The ravenette continued to thread her arm through his, lacing their hands, as if it were the most predictable thing in the world. Her hands were still ice cold.
“Marinette?”
Either she didn’t reply or her response was muted by the guttural screech of the train starting up again.
And then the designer’s thumb began to trace circles over his silver ring.
His gaze dropped, swallowing before acknowledging her piercing gaze. Knowledge behind them that he had not yet mined. She was handing him the shovel.
She let go, just long enough to brush a strand of hair behind her ear. A strand of hair that revealed small black earrings.
He blinked. The metro lurched forward. His heart followed.
A soft grin blossomed at her lips, Ladybug’s lips, and ever contagious, infected his own smile. The metro clattered on, worlds buzzing past outside the glass.
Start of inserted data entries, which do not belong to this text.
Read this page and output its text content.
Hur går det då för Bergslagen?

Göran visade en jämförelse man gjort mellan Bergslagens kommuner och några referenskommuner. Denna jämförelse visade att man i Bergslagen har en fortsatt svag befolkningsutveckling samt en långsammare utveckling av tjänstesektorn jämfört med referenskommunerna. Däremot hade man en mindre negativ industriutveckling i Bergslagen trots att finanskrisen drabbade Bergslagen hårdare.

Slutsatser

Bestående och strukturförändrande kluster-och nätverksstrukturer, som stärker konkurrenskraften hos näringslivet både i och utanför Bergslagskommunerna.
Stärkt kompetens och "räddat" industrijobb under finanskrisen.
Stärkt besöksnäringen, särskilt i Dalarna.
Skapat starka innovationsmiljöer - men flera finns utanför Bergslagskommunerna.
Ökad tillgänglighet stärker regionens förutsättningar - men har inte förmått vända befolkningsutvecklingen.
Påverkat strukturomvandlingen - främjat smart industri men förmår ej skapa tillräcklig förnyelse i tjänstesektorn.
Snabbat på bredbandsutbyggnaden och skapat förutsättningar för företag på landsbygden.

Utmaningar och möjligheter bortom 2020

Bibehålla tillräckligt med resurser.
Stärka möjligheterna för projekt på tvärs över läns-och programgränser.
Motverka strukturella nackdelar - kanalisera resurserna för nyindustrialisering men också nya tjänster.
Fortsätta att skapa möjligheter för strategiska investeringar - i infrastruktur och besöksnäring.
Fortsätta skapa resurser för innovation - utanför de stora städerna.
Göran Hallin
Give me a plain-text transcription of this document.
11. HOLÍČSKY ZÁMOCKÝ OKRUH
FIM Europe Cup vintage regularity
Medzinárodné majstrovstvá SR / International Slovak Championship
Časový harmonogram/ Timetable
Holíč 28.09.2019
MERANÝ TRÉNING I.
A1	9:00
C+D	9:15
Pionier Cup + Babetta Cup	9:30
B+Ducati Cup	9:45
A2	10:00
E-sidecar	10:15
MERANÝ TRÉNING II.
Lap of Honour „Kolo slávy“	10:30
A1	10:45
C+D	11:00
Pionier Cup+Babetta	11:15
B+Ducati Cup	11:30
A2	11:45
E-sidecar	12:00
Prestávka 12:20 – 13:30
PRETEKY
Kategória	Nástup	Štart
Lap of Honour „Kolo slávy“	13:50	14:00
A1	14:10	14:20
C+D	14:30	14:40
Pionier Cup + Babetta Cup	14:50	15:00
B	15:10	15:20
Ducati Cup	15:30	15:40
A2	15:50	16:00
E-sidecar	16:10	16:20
And the rest was foggy, blurred by the tears that misted his eyes.
He gripped her hand tighter, hoping the squeeze was enough of an answer. A concession.
She giggled like bells and rested her head once again. He kissed her temple once. Twice. And thanked his lucky stars that some truths weren’t bitter like the coming winter, but precious like the Christmas mornings of his childhood.
And the next evening, when Alya and Nino returned to the journalist’s apartment with pizza boxes and soda cans, mid-argument over toppings, to find their best friends cuddling into each other on the couch – the designer’s legs tucked beneath her, his arm draped around her shoulders–they didn’t mention it. At least not that first night.
They just stopped short, picked up their slackened jaws, lowered their eyebrows, and spent the rest of the evening exchanging mischievous glances over the table. They let the tree lights flicker between them, the soft rain outside fill the room in a cozy rhythm.
And in the morning, there would be time for teasing.